俺は少し顔がにやけそうになるが、今はにやける顔がなかったので急ににやけ始めた変態だと思われずに済んだと安堵する。



「...何だ?」


「あの、ですね。ここの森で取れる薬草があるのですが、少しだけ採取してきても良いですか?」


「...依頼でも受けたのか?」


「いやっ、あの、実は...」



するとルナは少し申し訳なさそうな感じで説明を始めた。


彼女が求めている薬草『養魔草』はここの山脈の西側でしか採れない貴重なもので、採取する環境の危険さやオリブの街からの地理的な遠さも相まってその薬草から作られる薬がオリブの街でとても希少で高価なものになっている。

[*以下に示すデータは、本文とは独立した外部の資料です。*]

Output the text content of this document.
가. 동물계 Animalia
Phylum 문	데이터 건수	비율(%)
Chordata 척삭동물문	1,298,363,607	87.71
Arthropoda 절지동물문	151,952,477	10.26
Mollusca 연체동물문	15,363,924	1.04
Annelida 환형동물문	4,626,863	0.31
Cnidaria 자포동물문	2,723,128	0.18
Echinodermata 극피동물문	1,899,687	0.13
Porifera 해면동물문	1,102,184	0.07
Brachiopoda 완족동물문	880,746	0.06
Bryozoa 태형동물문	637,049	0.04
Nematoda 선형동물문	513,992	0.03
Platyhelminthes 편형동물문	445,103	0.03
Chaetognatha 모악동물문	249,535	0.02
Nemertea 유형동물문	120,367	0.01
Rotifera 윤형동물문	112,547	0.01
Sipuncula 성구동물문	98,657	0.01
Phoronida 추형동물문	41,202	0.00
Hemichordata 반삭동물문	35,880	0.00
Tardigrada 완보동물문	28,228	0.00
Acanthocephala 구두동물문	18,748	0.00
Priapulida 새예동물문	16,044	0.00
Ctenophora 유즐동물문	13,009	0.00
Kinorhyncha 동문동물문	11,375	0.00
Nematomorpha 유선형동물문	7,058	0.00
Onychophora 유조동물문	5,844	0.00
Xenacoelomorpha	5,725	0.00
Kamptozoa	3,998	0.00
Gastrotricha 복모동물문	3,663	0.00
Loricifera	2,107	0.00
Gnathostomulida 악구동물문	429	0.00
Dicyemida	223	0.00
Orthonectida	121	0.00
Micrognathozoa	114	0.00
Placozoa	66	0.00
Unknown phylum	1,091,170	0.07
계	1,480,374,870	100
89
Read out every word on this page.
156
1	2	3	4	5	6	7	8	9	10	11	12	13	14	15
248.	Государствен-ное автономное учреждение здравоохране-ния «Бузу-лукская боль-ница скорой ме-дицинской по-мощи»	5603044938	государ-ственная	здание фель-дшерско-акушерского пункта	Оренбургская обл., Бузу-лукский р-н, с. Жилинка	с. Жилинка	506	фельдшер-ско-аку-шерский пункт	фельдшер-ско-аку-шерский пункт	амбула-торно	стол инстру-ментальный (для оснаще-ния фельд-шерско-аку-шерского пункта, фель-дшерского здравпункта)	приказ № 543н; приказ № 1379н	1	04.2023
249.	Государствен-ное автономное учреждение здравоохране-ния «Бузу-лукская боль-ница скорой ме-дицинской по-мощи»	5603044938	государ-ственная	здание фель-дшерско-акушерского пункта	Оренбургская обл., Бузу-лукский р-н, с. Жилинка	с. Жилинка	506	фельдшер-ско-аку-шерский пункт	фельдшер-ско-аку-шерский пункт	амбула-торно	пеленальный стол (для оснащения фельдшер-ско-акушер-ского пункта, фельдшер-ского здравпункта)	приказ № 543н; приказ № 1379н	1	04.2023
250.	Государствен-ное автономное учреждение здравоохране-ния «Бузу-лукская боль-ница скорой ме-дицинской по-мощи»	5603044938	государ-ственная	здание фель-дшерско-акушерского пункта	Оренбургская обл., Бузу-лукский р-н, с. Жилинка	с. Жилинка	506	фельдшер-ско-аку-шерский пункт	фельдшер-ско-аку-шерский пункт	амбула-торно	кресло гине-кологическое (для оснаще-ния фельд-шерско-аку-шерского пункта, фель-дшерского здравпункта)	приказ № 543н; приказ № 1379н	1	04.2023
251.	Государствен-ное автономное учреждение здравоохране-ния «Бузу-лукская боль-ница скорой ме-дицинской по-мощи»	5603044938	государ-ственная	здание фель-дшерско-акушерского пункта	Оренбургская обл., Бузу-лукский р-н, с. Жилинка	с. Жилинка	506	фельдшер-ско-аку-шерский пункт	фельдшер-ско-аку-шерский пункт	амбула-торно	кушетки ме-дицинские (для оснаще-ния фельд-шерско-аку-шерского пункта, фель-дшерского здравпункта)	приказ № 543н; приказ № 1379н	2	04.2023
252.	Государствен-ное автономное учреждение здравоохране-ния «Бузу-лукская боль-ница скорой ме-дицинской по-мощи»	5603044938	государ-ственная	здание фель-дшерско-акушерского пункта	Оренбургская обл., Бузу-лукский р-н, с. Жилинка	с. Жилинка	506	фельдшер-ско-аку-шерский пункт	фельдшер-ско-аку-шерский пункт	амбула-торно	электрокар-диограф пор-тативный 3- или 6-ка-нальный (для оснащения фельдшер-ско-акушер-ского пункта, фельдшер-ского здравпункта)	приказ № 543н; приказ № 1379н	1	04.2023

しかもその薬が彼女の母親が患っている病気の症状を抑える効果があるらしく、いつもこの付近まで来たらその薬草を採取して持って帰り、薬屋に納品することで少し割り引いてもらって安く治療薬を買っているとのこと。



「だからもしオルタナさんがよければ養魔草を採って帰りたいのですが...」


「ああ、別に構わない。ただし帰る時間の都合で探せるのは2時間が限度だ。それでもいいか?」


「はいっ!2時間もあれば十分必要な量は採れると思います!」



ルナは笑顔でそう言って早速薬草を探し始めた。

ついでに俺も暇だったから一緒に薬草を探すことにした。




そうして約1時間後、ルナと俺でちょうど10本の養魔草を手に入れることが出来た。内訳はルナが7本で俺が3本と圧倒的に数で敗北を期した。


さすがはいつも採取しているだけあってどんなところに自生しているのかを熟知しており、当たりを付けて探すのが上手だった。



「1時間で10本も集められるなんて...今日は運が良いですね!」


「いつもは何本ぐらいなんだ?」


「いつもだと、1時間で5本ぐらいですね。オルタナさんのおかげで今日はその倍も集まっちゃいました...!」



子供のような無邪気な笑顔で採れた薬草を見ていた。

その様子を見ていたら娘を見守る父親にでもなったような気分になってきた。



「...そろそろ帰るか」


「はいっ!」



そうして俺たちは魔道車に乗ってオリブの街への帰路に就いた。帰り道も特にトラブルも起こらず、ちょうど予定通りに事が運んだので俺たちが町に着いたのはまだ日が沈み切る前だった。